Shantideva

Shantideva

Shantideva (pandita indiano vissuto nell’VIII sec. d.C.) era un grande erudito e saggio e un perfetto praticante di Dharma, ma poiché lo faceva in modo discreto gli altri monaci pensavano il contrario, anzi, che si occupasse solo di tre cose: dormire, mangiare e digerire, e per questo fu soprannominato ‘colui che compie tre sole attività’.
Nell’università monastica di Nalanda di cui faceva parte, a quel tempo vi erano grandi studiosi, i quali non amavano il suo modo di fare – che per loro era motivo di vergogna – e perciò escogitarono un trucco per essere legittimati a espellerlo, stabilendo che a turno ogni monaco avrebbe dovuto dare degli insegnamenti.

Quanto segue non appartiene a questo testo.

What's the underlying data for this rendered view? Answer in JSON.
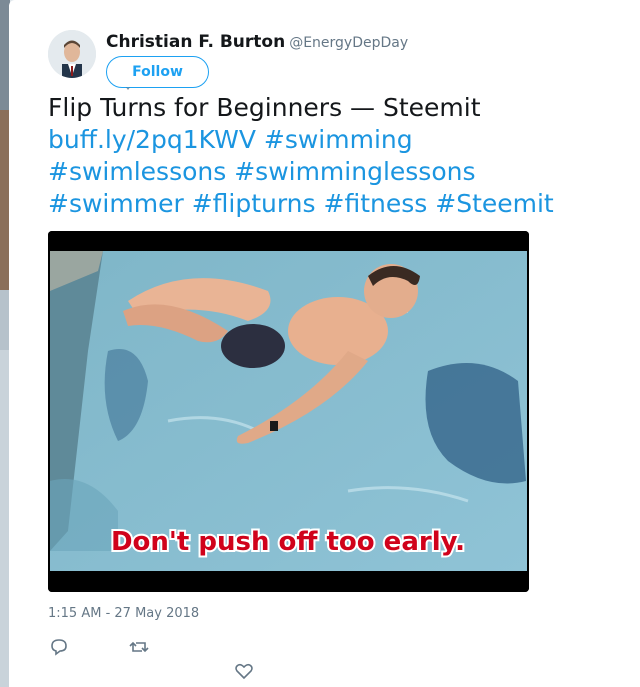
{
  "tweet": {
    "author_name": "Christian F. Burton",
    "author_handle": "@EnergyDepDay",
    "follow_label": "Follow",
    "text_title": "Flip Turns for Beginners — Steemit",
    "link": "buff.ly/2pq1KWV",
    "hashtags": [
      "#swimming",
      "#swimlessons",
      "#swimminglessons",
      "#swimmer",
      "#flipturns",
      "#fitness",
      "#Steemit"
    ],
    "video_caption": "Don't push off too early.",
    "timestamp": "1:15 AM - 27 May 2018"
  },
  "icons": {
    "reply": "reply-icon",
    "retweet": "retweet-icon",
    "like": "heart-icon"
  },
  "colors": {
    "accent": "#1da1f2",
    "link": "#1b95e0",
    "muted": "#657786",
    "caption_text": "#d0021b"
  }
}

Quando fu la volta di Shantideva, per schernirlo prepararono un trono molto alto privo di gradini per salirci, ma Shantideva arrivò, con una mano abbassò il trono, e quindi vi prese posto.
Dopo questa dimostrazione di grandi poteri, chiese ai monaci lì riuniti che tipo di insegnamenti desiderassero, se su qualche argomento nuovo oppure no, e uno di loro rispose: “Visto che ti distingui perché mangi tanto, allora da te vogliamo sentire qualcosa che non è ancora stato ascoltato”.
Fu così che Shantideva cominciò a esporre il Bodhisattvacharyavatara, e tutti rimasero stupiti, perché in effetti si trattava di insegnamenti profondi, che rivelavano una grande comprensione spirituale.
Arrivato al IX capitolo, iniziò a sollevarsi dal trono e a sparire verso l’alto, e solo i pandita che avevano particolari realizzazioni riuscirono ad ascoltarlo a distanza e ad annotare quanto diceva.
Erano versi che combinavano bellezza poetica a raffinatezza dialettica e a un’enorme forza ispiratrice, e in quanto tali ancor oggi, oltre a costituire un testo base del buddhismo mahayana, si rivelano in generale come una fonte preziosa cui attingere per arricchire il proprio mondo interiore.